How do generational differences influence the organizational culture of the workplace
According to Cohen (2007), most health organization requires prompt reporting of serious adverse drug events (ADEs). On the other hand less serious events have diverse reporting criteria. Usually the best decision is usually to promptly report any event to a supervisor, regardless of the degree of its significance.
The staff of care facilities should understand both care systems’ basic inside event reporting system and the informal ways of reporting events. Formal reporting line involves the use of reporting form and telephone hotline. The informal may involve the use of direct oral reports to risk managers (Cohen, 2007).
He further affirms that informal reporting lines between reporting program personnel and reporters facilitate personalization of the program and boost reporters’ truthfulness and confidence in reports receivers. Event-reporting system must be elastic to accommodate formal and informal channels of accommodating information in electronic, written, and oral modality. For external reporting structure, reports can be presented via e-mail.
Cohen (2007) argues that reporting systems should not hold the power to impose the accomplishment of suggestion emanating from their interpretation of the ADE. Nevertheless, federal agencies, accrediting agencies, regulatory agencies, and health care purchasing teams ought to assess such suggestion and standardize them if usefulness is determined and the cost gain of implementation is impressive.

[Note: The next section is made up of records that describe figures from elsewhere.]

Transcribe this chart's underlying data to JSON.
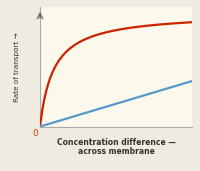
{
  "fig_bg_color": "#f0ebe0",
  "plot_bg_color": "#fdf8ec",
  "red_line_color": "#cc2200",
  "blue_line_color": "#5599cc",
  "spine_color": "#aaaaaa",
  "text_color": "#333333",
  "origin_color": "#cc4400",
  "xlabel_line1": "Concentration difference —",
  "xlabel_line2": "across membrane",
  "ylabel_line1": "Rate of transport →",
  "origin_label": "0",
  "xlim": [
    0,
    10
  ],
  "ylim": [
    0,
    10
  ],
  "vmax": 9.5,
  "km": 0.9,
  "blue_slope": 0.38
}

Social and cultural influence of community in St. John’s hospital adapts a prehospital community-volunteer structure in societies where the association between the community and the ambulance service is founded on a socially developed structure. Efficient community-volunteer ambulance services are prerequisite for local urgent care mechanism (O’meara, 2003)

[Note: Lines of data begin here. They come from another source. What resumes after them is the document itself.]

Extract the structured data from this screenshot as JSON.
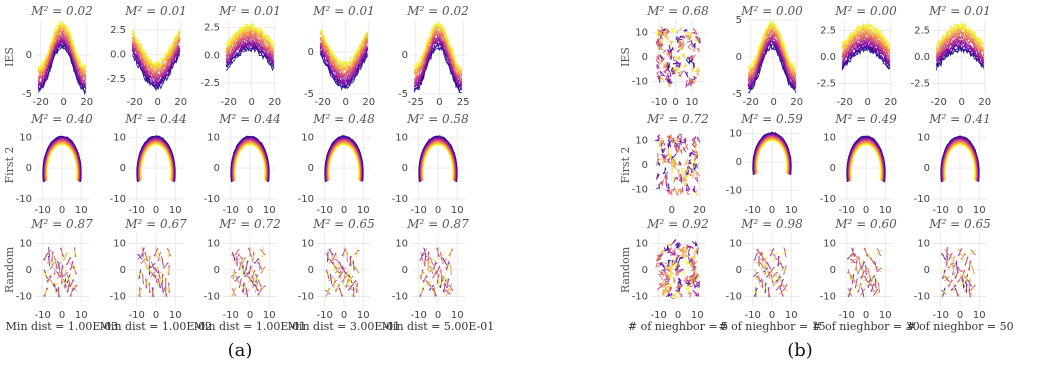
{
  "panel_labels": [
    "(a)",
    "(b)"
  ],
  "row_labels": [
    "IES",
    "First 2",
    "Random"
  ],
  "colormap": [
    "#0d0887",
    "#7e03a8",
    "#cc4778",
    "#f89540",
    "#f0f921"
  ],
  "grid_color": "#e6e6e6",
  "chart_data": [
    {
      "panel": "(a)",
      "type": "line",
      "cmap": "plasma",
      "grid": true,
      "columns": [
        {
          "xlabel": "Min dist = 1.00E-03",
          "plots": [
            {
              "row": "IES",
              "title": "M² = 0.02",
              "kind": "wave",
              "xlim": [
                -25,
                22
              ],
              "ylim": [
                -5,
                4.5
              ],
              "xticks": [
                -20,
                0,
                20
              ],
              "yticks": [
                -5,
                0
              ]
            },
            {
              "row": "First 2",
              "title": "M² = 0.40",
              "kind": "arch",
              "xlim": [
                -14,
                14
              ],
              "ylim": [
                -11,
                13
              ],
              "xticks": [
                -10,
                0,
                10
              ],
              "yticks": [
                -10,
                0,
                10
              ]
            },
            {
              "row": "Random",
              "title": "M² = 0.87",
              "kind": "random",
              "xlim": [
                -14,
                14
              ],
              "ylim": [
                -14,
                14
              ],
              "xticks": [
                -10,
                0,
                10
              ],
              "yticks": [
                -10,
                0,
                10
              ]
            }
          ]
        },
        {
          "xlabel": "Min dist = 1.00E-02",
          "plots": [
            {
              "row": "IES",
              "title": "M² = 0.01",
              "kind": "dip",
              "xlim": [
                -25,
                22
              ],
              "ylim": [
                -4,
                3.5
              ],
              "xticks": [
                -20,
                0,
                20
              ],
              "yticks": [
                -2.5,
                0.0,
                2.5
              ]
            },
            {
              "row": "First 2",
              "title": "M² = 0.44",
              "kind": "arch",
              "xlim": [
                -14,
                14
              ],
              "ylim": [
                -11,
                13
              ],
              "xticks": [
                -10,
                0,
                10
              ],
              "yticks": [
                -10,
                0,
                10
              ]
            },
            {
              "row": "Random",
              "title": "M² = 0.67",
              "kind": "random",
              "xlim": [
                -14,
                14
              ],
              "ylim": [
                -14,
                14
              ],
              "xticks": [
                -10,
                0,
                10
              ],
              "yticks": [
                -10,
                0,
                10
              ]
            }
          ]
        },
        {
          "xlabel": "Min dist = 1.00E-01",
          "plots": [
            {
              "row": "IES",
              "title": "M² = 0.01",
              "kind": "hump",
              "xlim": [
                -25,
                22
              ],
              "ylim": [
                -3.5,
                3.2
              ],
              "xticks": [
                -20,
                0,
                20
              ],
              "yticks": [
                -2.5,
                0.0,
                2.5
              ]
            },
            {
              "row": "First 2",
              "title": "M² = 0.44",
              "kind": "arch",
              "xlim": [
                -14,
                14
              ],
              "ylim": [
                -11,
                13
              ],
              "xticks": [
                -10,
                0,
                10
              ],
              "yticks": [
                -10,
                0,
                10
              ]
            },
            {
              "row": "Random",
              "title": "M² = 0.72",
              "kind": "random",
              "xlim": [
                -14,
                14
              ],
              "ylim": [
                -14,
                14
              ],
              "xticks": [
                -10,
                0,
                10
              ],
              "yticks": [
                -10,
                0,
                10
              ]
            }
          ]
        },
        {
          "xlabel": "Min dist = 3.00E-01",
          "plots": [
            {
              "row": "IES",
              "title": "M² = 0.01",
              "kind": "dip",
              "xlim": [
                -25,
                22
              ],
              "ylim": [
                -5,
                3.8
              ],
              "xticks": [
                -20,
                0,
                20
              ],
              "yticks": [
                -5,
                0
              ]
            },
            {
              "row": "First 2",
              "title": "M² = 0.48",
              "kind": "arch",
              "xlim": [
                -14,
                14
              ],
              "ylim": [
                -11,
                13
              ],
              "xticks": [
                -10,
                0,
                10
              ],
              "yticks": [
                -10,
                0,
                10
              ]
            },
            {
              "row": "Random",
              "title": "M² = 0.65",
              "kind": "random",
              "xlim": [
                -14,
                14
              ],
              "ylim": [
                -14,
                14
              ],
              "xticks": [
                -10,
                0,
                10
              ],
              "yticks": [
                -10,
                0,
                10
              ]
            }
          ]
        },
        {
          "xlabel": "Min dist = 5.00E-01",
          "plots": [
            {
              "row": "IES",
              "title": "M² = 0.02",
              "kind": "wave",
              "xlim": [
                -30,
                27
              ],
              "ylim": [
                -5,
                4.5
              ],
              "xticks": [
                -25,
                0,
                25
              ],
              "yticks": [
                -5,
                0
              ]
            },
            {
              "row": "First 2",
              "title": "M² = 0.58",
              "kind": "arch",
              "xlim": [
                -14,
                14
              ],
              "ylim": [
                -11,
                13
              ],
              "xticks": [
                -10,
                0,
                10
              ],
              "yticks": [
                -10,
                0,
                10
              ]
            },
            {
              "row": "Random",
              "title": "M² = 0.87",
              "kind": "random",
              "xlim": [
                -14,
                14
              ],
              "ylim": [
                -14,
                14
              ],
              "xticks": [
                -10,
                0,
                10
              ],
              "yticks": [
                -10,
                0,
                10
              ]
            }
          ]
        }
      ]
    },
    {
      "panel": "(b)",
      "type": "line",
      "cmap": "plasma",
      "grid": true,
      "columns": [
        {
          "xlabel": "# of nieghbor = 5",
          "plots": [
            {
              "row": "IES",
              "title": "M² = 0.68",
              "kind": "scatter",
              "xlim": [
                -15,
                18
              ],
              "ylim": [
                -15,
                15
              ],
              "xticks": [
                -10,
                0,
                10
              ],
              "yticks": [
                -10,
                0,
                10
              ]
            },
            {
              "row": "First 2",
              "title": "M² = 0.72",
              "kind": "scatter",
              "xlim": [
                -15,
                24
              ],
              "ylim": [
                -15,
                15
              ],
              "xticks": [
                0,
                20
              ],
              "yticks": [
                -10,
                0,
                10
              ]
            },
            {
              "row": "Random",
              "title": "M² = 0.92",
              "kind": "scatter",
              "xlim": [
                -14,
                14
              ],
              "ylim": [
                -14,
                14
              ],
              "xticks": [
                -10,
                0,
                10
              ],
              "yticks": [
                -10,
                0,
                10
              ]
            }
          ]
        },
        {
          "xlabel": "# of nieghbor = 15",
          "plots": [
            {
              "row": "IES",
              "title": "M² = 0.00",
              "kind": "wave",
              "xlim": [
                -25,
                22
              ],
              "ylim": [
                -5,
                5
              ],
              "xticks": [
                -20,
                0,
                20
              ],
              "yticks": [
                -5,
                0,
                5
              ]
            },
            {
              "row": "First 2",
              "title": "M² = 0.59",
              "kind": "arch",
              "xlim": [
                -14,
                14
              ],
              "ylim": [
                -14,
                12
              ],
              "xticks": [
                -10,
                0,
                10
              ],
              "yticks": [
                -10,
                0,
                10
              ]
            },
            {
              "row": "Random",
              "title": "M² = 0.98",
              "kind": "random",
              "xlim": [
                -14,
                14
              ],
              "ylim": [
                -14,
                14
              ],
              "xticks": [
                -10,
                0,
                10
              ],
              "yticks": [
                -10,
                0,
                10
              ]
            }
          ]
        },
        {
          "xlabel": "# of nieghbor = 30",
          "plots": [
            {
              "row": "IES",
              "title": "M² = 0.00",
              "kind": "hump",
              "xlim": [
                -25,
                22
              ],
              "ylim": [
                -3.5,
                3.5
              ],
              "xticks": [
                -20,
                0,
                20
              ],
              "yticks": [
                -2.5,
                0.0,
                2.5
              ]
            },
            {
              "row": "First 2",
              "title": "M² = 0.49",
              "kind": "arch",
              "xlim": [
                -14,
                14
              ],
              "ylim": [
                -11,
                13
              ],
              "xticks": [
                -10,
                0,
                10
              ],
              "yticks": [
                -10,
                0,
                10
              ]
            },
            {
              "row": "Random",
              "title": "M² = 0.60",
              "kind": "random",
              "xlim": [
                -14,
                14
              ],
              "ylim": [
                -14,
                14
              ],
              "xticks": [
                -10,
                0,
                10
              ],
              "yticks": [
                -10,
                0,
                10
              ]
            }
          ]
        },
        {
          "xlabel": "# of nieghbor = 50",
          "plots": [
            {
              "row": "IES",
              "title": "M² = 0.01",
              "kind": "hump",
              "xlim": [
                -25,
                22
              ],
              "ylim": [
                -3.5,
                3.5
              ],
              "xticks": [
                -20,
                0,
                20
              ],
              "yticks": [
                -2.5,
                0.0,
                2.5
              ]
            },
            {
              "row": "First 2",
              "title": "M² = 0.41",
              "kind": "arch",
              "xlim": [
                -14,
                14
              ],
              "ylim": [
                -11,
                13
              ],
              "xticks": [
                -10,
                0,
                10
              ],
              "yticks": [
                -10,
                0,
                10
              ]
            },
            {
              "row": "Random",
              "title": "M² = 0.65",
              "kind": "random",
              "xlim": [
                -14,
                14
              ],
              "ylim": [
                -14,
                14
              ],
              "xticks": [
                -10,
                0,
                10
              ],
              "yticks": [
                -10,
                0,
                10
              ]
            }
          ]
        }
      ]
    }
  ]
}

Within the all-around complexities of the modern healthcare settings and present day workforce, intergenerational concerns pose a great challenge for healthcare administrators (Cabot, 2006, as cited in Olson, 2008). To begin with, problems that emanate from generational discrepancies hinder efficient and effective alliance between the administrators and the staff. Particularly, disparity in attitudes, principles and ideas, work ethics and behaviors, and prospects poses a big challenge for the leaders. Such complicated generational characteristics are responsible for the difference in interaction and communication. Also generational difference determines how well and fast an employee communicates and adapts to the dynamics of the team, and participates in the system.
Reference List
Cohen, M. R. (2007). Medication errors. Washington DC: American Pharmacist Association
Green, M. A. & Bowie, M. J. (2005). Essentials of health information management: principles and practices. Clifton Park, NY: Thomas Delmar Learning.

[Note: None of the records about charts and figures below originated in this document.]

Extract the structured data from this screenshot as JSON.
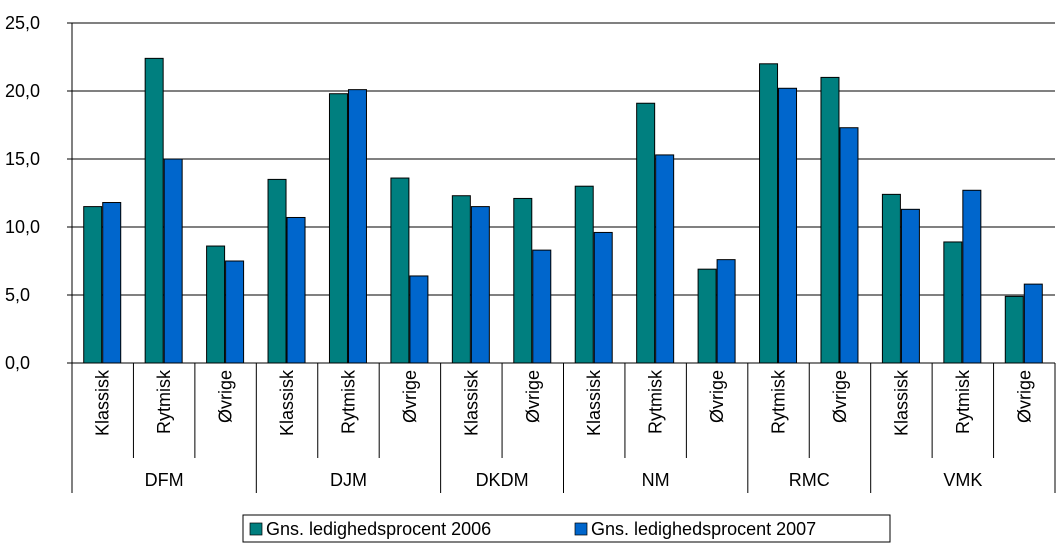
{
  "chart_data": {
    "type": "bar",
    "ylim": [
      0,
      25
    ],
    "y_ticks": [
      "0,0",
      "5,0",
      "10,0",
      "15,0",
      "20,0",
      "25,0"
    ],
    "y_tick_values": [
      0,
      5,
      10,
      15,
      20,
      25
    ],
    "grid": "horizontal",
    "legend_position": "bottom",
    "groups": [
      {
        "name": "DFM",
        "categories": [
          "Klassisk",
          "Rytmisk",
          "Øvrige"
        ]
      },
      {
        "name": "DJM",
        "categories": [
          "Klassisk",
          "Rytmisk",
          "Øvrige"
        ]
      },
      {
        "name": "DKDM",
        "categories": [
          "Klassisk",
          "Øvrige"
        ]
      },
      {
        "name": "NM",
        "categories": [
          "Klassisk",
          "Rytmisk",
          "Øvrige"
        ]
      },
      {
        "name": "RMC",
        "categories": [
          "Rytmisk",
          "Øvrige"
        ]
      },
      {
        "name": "VMK",
        "categories": [
          "Klassisk",
          "Rytmisk",
          "Øvrige"
        ]
      }
    ],
    "series": [
      {
        "name": "Gns. ledighedsprocent 2006",
        "color": "#007f7f",
        "values": [
          11.5,
          22.4,
          8.6,
          13.5,
          19.8,
          13.6,
          12.3,
          12.1,
          13.0,
          19.1,
          6.9,
          22.0,
          21.0,
          12.4,
          8.9,
          4.9
        ]
      },
      {
        "name": "Gns. ledighedsprocent 2007",
        "color": "#0066cc",
        "values": [
          11.8,
          15.0,
          7.5,
          10.7,
          20.1,
          6.4,
          11.5,
          8.3,
          9.6,
          15.3,
          7.6,
          20.2,
          17.3,
          11.3,
          12.7,
          5.8
        ]
      }
    ]
  }
}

Kanter, R. M. (1983). The Change Masters. London: Unwin.
Nagelkerk, J. (2006). Leadership and Nursing Care Management. In D. L. Huber (3rd ed.), Leadership and Nursing Care Management: Study Guide. (pp. 89-94). Elsevier Inc.
O’meara, p. (2003). The prehospital community-volunteer model has a place in rural Australia. Journal of Emergency Primary Health Care (JEPHC), 1(1-2).
Olson, V. D. (2008). Generational Diversity: Implications For Healthcare Leaders. Journal of Business & Economics Research, 6(11), 27-32. Web.
Shortell, S. M., & Kaluzny, A. D. (1997). Essentials of health care management. Albany, NY: Delmar.